In our study, the four patients who had a positive result in RT-PCR screening 120 days after the initial diagnosis of COVID-19, were also positive for neutralizing antibodies; and although they theoretically may have prevented a severe episode of re-infection and caused a lack of any symptoms in one RT-PCR-positive patient, we cannot know for sure if those levels are high enough to be completely protective [21]. In a similar study Zhang et.al reported re-infection in 6 recovered patients that was caused by viruses from lineages different from the first infection. All these patients had varied levels of antibodies and they concluded that presence and even maintenance of the humoral response cannot rule out the possibility of re-infection [52]. We also believe that the two patients who did not have sufficient levels of IgG (<1.1 g/L), have been protected from an episode of re-infection by a strong cellular immune response, even within an epidemic situation.

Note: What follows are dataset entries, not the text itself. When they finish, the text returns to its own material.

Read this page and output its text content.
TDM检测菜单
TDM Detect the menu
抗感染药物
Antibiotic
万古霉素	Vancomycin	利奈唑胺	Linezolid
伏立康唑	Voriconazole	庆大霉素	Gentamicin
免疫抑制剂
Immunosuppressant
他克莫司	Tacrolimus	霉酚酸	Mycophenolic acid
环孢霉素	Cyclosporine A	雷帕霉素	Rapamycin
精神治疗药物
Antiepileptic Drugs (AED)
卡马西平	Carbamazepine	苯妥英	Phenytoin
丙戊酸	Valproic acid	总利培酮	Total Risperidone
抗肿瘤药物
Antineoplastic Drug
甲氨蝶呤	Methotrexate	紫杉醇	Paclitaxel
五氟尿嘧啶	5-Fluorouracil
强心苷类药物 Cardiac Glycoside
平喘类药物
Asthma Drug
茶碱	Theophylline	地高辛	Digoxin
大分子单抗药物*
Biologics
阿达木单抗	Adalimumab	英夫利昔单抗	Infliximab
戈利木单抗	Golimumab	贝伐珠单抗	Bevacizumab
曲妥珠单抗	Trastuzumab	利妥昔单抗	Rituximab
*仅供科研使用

Genetic sequencing can rule out a false positive in RT-PCR testing and determine if the infection is caused by a different subclass of the virus. In cases of re-infection with a different clade of the virus, even protective levels of IgG may not be effective [21]. We hypothesize that high levels of neutralizing antibodies do not make the diagnosis of re-infection unlikely, unless there is genetic proof that the positive RT-PCR results are related to the same strain of the virus from the first episode; in which case re-activation/relapse would be a more likely diagnosis.